I laid down my tools and stood, putting space – the thing Wilson was so convinced I needed – between us. I shivered, freezing now that I had slowed my pace. The cold of the concrete floor had seeped up through the soles of my feet, and my torn jeans and thin tank top were suddenly insufficient to ward off the chill. I turned my back to Wilson and reached my hands toward the heater, trying to pull the warmth into my stiff fingers and arms.

 

“Do you remember that story Jimmy told me? The one about Tabuts the wise wolf and his brother Shinangwav, the coyote?” I tossed him a questioning look over my shoulder.

 

“The one about the people carved from sticks? The one you told me to school me on the unfair socio-economic structure throughout the world?” Wilson's mouth twisted wryly, and he walked toward me, grabbing my flannel shirt off the floor where I'd discarded it. He placed it around my shoulders, and then folded his arms around me, resting his chin on my head. His heat felt so good, so right, that I closed my eyes against it, against him and the ease which he held me, as if I were his sister or a favorite cousin. I didn't feel at all sisterly toward Wilson. And as good as his arms felt wrapped around me, there was pain in the pleasure.

 

“When I was a child, that story never made any sense to me. Why would people want to be alone?” The wistful tone of my voice was revealing, and Wilson's arms tightened around me. I kept my eyes closed, a sudden weariness crawling into my muscles and limbs with the heat that surrounded me.

 

“I thought Shinangwav was the smarter brother. He knew people would want to be in bunches. I pestered Jimmy constantly for a mother or a sister or a handful of friends. A wise wolf should know that people would rather be together.”

 

Wilson turned me in his arms and smoothed the tendrils of hair from my cheeks. I wanted to keep my eyes closed, fearing that if I opened them when we stood this close they would give me away.

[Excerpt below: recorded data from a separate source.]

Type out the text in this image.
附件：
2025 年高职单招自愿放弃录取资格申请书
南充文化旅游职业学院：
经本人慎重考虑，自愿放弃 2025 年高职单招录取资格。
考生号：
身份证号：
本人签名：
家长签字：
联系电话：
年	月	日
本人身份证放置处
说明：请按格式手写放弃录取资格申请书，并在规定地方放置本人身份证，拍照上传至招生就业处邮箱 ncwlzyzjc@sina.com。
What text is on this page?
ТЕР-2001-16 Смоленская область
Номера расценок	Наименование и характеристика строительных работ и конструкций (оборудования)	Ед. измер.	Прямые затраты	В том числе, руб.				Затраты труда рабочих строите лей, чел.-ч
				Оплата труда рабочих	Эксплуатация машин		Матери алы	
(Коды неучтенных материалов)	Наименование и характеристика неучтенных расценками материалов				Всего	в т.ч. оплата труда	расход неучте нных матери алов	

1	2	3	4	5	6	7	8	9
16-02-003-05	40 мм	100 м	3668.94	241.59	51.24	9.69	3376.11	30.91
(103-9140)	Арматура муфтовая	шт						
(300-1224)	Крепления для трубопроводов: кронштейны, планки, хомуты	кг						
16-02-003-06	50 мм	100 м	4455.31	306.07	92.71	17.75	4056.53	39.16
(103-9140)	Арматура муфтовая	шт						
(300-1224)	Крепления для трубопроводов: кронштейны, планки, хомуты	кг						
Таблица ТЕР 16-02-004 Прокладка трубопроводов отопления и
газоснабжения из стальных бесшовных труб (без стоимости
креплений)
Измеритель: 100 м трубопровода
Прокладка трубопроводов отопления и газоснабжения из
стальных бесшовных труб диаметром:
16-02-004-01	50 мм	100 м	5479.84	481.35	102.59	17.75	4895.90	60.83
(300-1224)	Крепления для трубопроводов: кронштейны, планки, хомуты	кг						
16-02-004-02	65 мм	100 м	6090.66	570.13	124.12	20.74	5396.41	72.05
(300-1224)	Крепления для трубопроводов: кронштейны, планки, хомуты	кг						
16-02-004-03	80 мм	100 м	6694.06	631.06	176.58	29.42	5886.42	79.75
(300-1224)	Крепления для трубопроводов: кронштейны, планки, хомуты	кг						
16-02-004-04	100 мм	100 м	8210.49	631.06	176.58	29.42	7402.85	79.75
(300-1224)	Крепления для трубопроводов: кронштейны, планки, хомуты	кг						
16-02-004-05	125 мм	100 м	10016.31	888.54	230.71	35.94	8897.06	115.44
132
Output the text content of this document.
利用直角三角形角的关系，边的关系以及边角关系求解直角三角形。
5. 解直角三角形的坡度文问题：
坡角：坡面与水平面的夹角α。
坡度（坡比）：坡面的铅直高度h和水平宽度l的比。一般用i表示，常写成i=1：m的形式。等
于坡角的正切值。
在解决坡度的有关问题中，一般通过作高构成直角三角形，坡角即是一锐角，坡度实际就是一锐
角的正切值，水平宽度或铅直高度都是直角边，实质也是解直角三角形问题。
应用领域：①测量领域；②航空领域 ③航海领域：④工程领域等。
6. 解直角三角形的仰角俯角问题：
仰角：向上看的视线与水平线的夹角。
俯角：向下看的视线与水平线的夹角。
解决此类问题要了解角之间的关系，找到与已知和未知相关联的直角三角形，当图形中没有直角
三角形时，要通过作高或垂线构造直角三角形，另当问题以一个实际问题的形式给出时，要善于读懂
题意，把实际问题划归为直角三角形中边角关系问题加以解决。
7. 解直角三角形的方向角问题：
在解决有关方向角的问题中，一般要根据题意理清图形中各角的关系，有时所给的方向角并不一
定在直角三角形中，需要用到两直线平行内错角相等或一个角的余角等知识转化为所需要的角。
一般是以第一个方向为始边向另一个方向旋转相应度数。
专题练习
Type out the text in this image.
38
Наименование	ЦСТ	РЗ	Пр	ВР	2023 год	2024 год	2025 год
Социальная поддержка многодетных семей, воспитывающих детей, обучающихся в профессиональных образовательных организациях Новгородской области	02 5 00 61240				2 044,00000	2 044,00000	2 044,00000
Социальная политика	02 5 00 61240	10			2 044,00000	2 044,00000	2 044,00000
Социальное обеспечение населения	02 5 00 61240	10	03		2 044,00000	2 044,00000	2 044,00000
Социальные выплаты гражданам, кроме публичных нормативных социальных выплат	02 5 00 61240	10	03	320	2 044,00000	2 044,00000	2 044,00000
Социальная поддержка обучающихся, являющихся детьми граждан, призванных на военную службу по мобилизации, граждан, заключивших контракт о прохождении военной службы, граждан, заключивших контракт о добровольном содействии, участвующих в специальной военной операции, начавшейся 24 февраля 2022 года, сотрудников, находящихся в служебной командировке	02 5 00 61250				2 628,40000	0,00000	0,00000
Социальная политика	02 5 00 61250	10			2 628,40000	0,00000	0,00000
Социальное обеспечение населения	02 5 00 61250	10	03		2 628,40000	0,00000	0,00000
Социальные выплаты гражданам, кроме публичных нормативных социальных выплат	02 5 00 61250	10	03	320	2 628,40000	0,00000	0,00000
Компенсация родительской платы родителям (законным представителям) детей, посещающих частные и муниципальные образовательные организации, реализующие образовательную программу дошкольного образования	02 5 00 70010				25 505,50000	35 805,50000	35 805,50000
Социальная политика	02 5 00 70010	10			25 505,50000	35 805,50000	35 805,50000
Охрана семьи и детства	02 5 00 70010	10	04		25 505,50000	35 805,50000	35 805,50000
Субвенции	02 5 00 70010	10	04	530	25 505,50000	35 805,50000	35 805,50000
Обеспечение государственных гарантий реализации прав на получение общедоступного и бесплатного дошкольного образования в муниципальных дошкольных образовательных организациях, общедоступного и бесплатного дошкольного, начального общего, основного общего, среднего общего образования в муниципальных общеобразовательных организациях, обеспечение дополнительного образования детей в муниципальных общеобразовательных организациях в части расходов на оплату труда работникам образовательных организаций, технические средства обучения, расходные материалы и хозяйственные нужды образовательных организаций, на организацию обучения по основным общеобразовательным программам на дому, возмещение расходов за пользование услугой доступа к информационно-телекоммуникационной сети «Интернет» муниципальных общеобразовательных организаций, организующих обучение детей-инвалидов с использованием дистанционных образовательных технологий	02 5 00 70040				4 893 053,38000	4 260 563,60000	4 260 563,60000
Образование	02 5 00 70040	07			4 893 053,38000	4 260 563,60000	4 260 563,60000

But the proximity made keeping them closed seem expectant, as if I were waiting for him to kiss my lips, so I opened them and raised them wearily to his.

 

“Sometimes I feel like I was one of those who was left in the sack while everyone else was falling out in groups,” I whispered.

 

Wilson's eyes were so grey in the paltry light of the dim corner that they looked like slate in a deluge. His face was a study in concentration and empathy, as if every word I said was of supreme importance. It was that expression, that intensity, that had worn me down, and won me over, history lesson after history lesson, day after day, and he didn't even know I was his.

 

“I would say that's a pretty understandable reaction after carrying a child for nine months . . . and having to part with her.” Wilson's voice was gentle, and he kissed my forehead chastely, obnoxiously. But I didn't want his sympathy. And I definitely didn't want space. I wanted him. I didn't want him to kiss my forehead. I wanted to kiss his mouth. I wanted to kiss him with my hands fisted in his hair and my body wrapped around him. I wanted to confess my feelings and demonstrate my devotion. And if I didn't leave right that second, I might do something that would push him away forever. I pulled away almost frantically, afraid of myself, afraid for myself. Wilson let me go immediately.

 

“Some people are destined to be alone. Jimmy seemed to be one of those people. Maybe I am too, whether I like it or not.”

 

Wilson did not respond as I turned and walked to my work bench. I snagged my keys and headed for the stairs leading to my apartment. Neither of us offered words of farewell, and the distance between us was reestablished as if I had never stood in his arms.

 

 

 

 

 

Chapter Twenty-Three

 

 

 

 

 

I had refused Thanksgiving and Christmas and all the trappings that went with the holidays, but when Tiffa called and begged me to come to her annual New Year's party and told me her mother would be watching Alice's boys and Melody somewhere else, I relented. I told myself it had nothing to do with the fact that she had arranged for Wilson to be my date because Pamela was in England for the New Year.